2 minute read

Generating CIDv1 IPFS Content Identifiers in C: A Deep Dive

The InterPlanetary File System (IPFS) is a peer-to-peer hypermedia protocol that aims to make the web faster, safer, and more open. Each file or piece of data stored on IPFS is represented by a unique string of characters called a Content Identifier (CID). In this article, we’ll delve deeper into the construction of CID version 1 (CIDv1) using the provided C code.

The Structure of CIDv1

CIDv1 has a specific structure that can be represented as:

<cidv1> ::= <multibase-prefix><multicodec-cidv1><multicodec-content-type><multihash-content-address>

Where:

  • <multibase-prefix>: Specifies the base encoding being used, such as base32, base58, etc. For our code, we’re using base32, which has a ‘b’ prefix.
  • <multicodec-cidv1>: This indicates that the CID is version 1.
  • <multicodec-content-type>: Specifies the type of content being addressed, such as raw data, IPFS block, etc. In our case, we’re addressing raw data.
  • <multihash-content-address>: Contains the hash function used (e.g., SHA-256) followed by the length and the actual hash value of the content.

Code Walkthrough

Now, let’s go through the create_cid_v1_from_string function, which generates a CIDv1 from a given string:

char* create_cid_v1_from_string(const char* data) {
    ...
}

Step 1: Compute the SHA-256 hash

The first step is to compute the SHA-256 hash of the input string:

uint8_t hash[SHA256_DIGEST_LENGTH];
sha256(data, strlen(data), hash);

Step 2: Construct the CID

Next, we construct a byte array to hold our CID:

uint8_t pre_encoded_cid[SHA256_DIGEST_LENGTH + 4];

The extra 4 bytes are for the version, codec, hash function, and hash length:

pre_encoded_cid[0] = 0x01;  // cidv1
pre_encoded_cid[1] = 0x55;  // raw multicodec
pre_encoded_cid[2] = 0x12;  // sha256
pre_encoded_cid[3] = 0x20;  // sha256 digest length

Then, we copy the actual hash value:

memcpy(pre_encoded_cid + 4, hash, SHA256_DIGEST_LENGTH);

Step 3: Base32 Encode the CID

Before encoding, we calculate the required buffer size:

size_t input_length = SHA256_DIGEST_LENGTH + 4;
size_t buffer_size = (input_length + 4) / 5 * 8 + 1;

Then, we allocate memory for the encoded CID and add the ‘b’ prefix for base32:

char* base32_cid = (char*)malloc(buffer_size + 2);
base32_cid[0] = 'b';

Finally, we encode our CID and convert it to lowercase:

base32_encode(pre_encoded_cid, input_length, base32_cid + 1, buffer_size, BASE32_ALPHABET_RFC4648);
string_to_lowercase(base32_cid);

The resulting base32_cid is our CIDv1, ready to be used!

Important Notes

While the provided code offers a concise way to generate CIDv1, there are certain aspects not covered in this snippet.

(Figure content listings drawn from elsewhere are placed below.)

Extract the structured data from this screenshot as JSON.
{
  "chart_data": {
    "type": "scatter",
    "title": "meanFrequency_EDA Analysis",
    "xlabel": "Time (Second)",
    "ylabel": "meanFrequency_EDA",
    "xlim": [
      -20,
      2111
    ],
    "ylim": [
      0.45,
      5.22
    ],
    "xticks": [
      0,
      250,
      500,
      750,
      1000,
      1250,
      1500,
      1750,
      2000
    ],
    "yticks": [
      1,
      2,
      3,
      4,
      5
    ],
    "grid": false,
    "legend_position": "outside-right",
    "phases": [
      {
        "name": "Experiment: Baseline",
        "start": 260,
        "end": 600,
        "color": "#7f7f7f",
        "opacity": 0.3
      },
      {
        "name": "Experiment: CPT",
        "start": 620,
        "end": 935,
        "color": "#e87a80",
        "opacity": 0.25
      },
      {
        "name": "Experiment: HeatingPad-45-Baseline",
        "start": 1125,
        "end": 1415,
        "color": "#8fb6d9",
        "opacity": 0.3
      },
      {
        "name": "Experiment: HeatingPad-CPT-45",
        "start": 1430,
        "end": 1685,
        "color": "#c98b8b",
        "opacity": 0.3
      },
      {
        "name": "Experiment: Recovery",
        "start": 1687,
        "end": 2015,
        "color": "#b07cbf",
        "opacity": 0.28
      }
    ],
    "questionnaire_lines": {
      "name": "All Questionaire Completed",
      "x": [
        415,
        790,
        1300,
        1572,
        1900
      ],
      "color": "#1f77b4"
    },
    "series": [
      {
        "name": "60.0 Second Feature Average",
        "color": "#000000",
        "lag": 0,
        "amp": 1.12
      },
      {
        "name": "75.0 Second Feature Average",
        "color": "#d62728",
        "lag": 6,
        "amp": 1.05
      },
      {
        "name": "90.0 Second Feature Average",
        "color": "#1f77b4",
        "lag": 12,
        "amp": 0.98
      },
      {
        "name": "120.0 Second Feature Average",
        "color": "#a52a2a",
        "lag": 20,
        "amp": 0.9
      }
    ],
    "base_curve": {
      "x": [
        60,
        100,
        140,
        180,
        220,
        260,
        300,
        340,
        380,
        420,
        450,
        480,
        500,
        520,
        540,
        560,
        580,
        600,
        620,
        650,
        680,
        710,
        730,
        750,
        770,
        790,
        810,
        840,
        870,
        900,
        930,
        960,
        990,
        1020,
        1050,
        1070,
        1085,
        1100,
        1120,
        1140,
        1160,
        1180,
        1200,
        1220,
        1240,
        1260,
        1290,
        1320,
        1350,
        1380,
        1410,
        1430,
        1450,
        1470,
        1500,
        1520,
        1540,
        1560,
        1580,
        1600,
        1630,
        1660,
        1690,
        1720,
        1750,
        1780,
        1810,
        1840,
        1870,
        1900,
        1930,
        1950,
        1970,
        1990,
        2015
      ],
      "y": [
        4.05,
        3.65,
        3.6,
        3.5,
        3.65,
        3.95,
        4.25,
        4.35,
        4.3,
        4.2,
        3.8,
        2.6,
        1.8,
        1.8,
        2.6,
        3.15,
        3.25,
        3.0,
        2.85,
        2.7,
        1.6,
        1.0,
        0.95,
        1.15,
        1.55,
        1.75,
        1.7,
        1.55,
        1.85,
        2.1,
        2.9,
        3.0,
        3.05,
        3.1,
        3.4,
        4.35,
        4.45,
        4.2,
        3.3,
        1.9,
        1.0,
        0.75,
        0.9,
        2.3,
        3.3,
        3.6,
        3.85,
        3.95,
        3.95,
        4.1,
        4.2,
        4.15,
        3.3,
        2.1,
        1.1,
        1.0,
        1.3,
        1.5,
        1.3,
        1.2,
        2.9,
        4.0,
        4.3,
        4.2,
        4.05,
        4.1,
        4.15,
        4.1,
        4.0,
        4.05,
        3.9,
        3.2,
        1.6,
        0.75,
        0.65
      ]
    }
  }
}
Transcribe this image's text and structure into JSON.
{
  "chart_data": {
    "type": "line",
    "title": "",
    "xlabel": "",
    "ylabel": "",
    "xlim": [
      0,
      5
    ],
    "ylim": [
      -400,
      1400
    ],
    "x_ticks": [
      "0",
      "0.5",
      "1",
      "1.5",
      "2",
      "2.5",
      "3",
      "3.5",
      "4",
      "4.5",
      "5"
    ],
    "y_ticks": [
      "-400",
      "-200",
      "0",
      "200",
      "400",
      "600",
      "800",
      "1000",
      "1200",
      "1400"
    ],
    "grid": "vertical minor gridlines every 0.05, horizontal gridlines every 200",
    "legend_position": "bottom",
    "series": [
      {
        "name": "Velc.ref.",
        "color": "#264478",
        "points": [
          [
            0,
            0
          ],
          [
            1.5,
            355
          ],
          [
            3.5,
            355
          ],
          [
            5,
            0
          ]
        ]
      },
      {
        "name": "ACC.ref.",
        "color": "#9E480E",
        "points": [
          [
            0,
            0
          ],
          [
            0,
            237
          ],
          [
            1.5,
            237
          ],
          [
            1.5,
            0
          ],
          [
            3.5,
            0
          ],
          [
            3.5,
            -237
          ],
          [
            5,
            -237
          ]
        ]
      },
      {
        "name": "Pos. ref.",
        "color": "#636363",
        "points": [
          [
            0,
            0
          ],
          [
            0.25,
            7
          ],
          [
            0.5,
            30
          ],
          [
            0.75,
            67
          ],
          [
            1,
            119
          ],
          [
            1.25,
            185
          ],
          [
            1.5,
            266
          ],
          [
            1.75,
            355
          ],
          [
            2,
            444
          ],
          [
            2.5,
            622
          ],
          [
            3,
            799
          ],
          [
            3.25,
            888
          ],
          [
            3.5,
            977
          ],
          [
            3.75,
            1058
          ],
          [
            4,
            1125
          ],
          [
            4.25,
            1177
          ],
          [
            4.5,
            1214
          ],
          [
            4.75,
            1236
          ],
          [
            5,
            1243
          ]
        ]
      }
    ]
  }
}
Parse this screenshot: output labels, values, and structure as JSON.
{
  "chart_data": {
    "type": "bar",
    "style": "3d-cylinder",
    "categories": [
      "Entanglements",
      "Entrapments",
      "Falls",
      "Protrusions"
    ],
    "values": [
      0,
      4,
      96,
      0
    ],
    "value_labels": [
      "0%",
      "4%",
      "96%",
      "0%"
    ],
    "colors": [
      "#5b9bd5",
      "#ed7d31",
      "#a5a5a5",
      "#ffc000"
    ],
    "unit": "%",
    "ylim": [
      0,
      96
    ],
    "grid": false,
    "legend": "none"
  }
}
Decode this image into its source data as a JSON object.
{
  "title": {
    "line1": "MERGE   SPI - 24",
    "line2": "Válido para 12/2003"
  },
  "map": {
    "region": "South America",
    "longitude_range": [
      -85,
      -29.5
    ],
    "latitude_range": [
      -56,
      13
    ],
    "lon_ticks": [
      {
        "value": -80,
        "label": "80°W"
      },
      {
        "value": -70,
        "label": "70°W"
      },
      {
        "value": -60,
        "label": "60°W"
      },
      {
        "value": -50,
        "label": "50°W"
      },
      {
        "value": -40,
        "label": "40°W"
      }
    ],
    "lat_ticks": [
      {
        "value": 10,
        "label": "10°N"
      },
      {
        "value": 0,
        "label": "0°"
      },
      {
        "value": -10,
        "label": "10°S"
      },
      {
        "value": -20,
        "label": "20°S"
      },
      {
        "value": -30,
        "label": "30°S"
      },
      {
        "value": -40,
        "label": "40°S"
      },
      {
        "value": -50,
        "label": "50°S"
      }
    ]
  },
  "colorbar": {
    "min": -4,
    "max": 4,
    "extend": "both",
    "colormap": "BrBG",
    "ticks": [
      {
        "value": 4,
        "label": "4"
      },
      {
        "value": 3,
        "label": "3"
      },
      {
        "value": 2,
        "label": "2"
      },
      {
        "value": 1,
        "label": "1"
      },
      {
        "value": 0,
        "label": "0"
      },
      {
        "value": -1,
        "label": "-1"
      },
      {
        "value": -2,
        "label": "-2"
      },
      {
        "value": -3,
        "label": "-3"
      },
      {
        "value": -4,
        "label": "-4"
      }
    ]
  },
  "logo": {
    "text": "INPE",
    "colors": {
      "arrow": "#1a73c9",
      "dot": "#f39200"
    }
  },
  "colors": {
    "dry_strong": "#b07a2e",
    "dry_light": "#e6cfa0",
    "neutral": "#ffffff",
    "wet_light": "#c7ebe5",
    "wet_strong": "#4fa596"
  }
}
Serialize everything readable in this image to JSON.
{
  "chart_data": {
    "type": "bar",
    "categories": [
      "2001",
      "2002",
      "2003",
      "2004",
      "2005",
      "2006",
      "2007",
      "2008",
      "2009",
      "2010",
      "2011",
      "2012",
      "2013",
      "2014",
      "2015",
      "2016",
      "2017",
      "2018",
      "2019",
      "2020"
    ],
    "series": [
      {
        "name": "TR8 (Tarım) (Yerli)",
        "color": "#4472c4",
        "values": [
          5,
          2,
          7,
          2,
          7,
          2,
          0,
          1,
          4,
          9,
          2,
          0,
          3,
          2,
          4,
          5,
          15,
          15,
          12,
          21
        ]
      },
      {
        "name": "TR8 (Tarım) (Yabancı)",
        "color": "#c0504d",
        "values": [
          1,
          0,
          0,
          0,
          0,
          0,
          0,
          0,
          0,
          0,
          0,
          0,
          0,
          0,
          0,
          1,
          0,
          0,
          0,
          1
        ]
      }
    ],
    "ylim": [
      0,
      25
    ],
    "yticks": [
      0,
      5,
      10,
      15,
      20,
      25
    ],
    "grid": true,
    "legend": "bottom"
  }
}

For instance, error handling is minimal, and memory management is essential. The user is responsible for freeing the allocated memory after use.

Source and References

The provided code is part of the rddl-network librddl library. For a more comprehensive understanding and to explore additional functionalities, feel free to check out the linked GitHub repository.

Conclusion

Understanding the intricacies of CIDv1 creation is essential for developers working with IPFS or other similar distributed systems. By breaking down the CIDv1 structure and walking through the code, we hope to provide a clearer picture of this crucial process. Always remember to handle memory correctly and responsibly when working in C.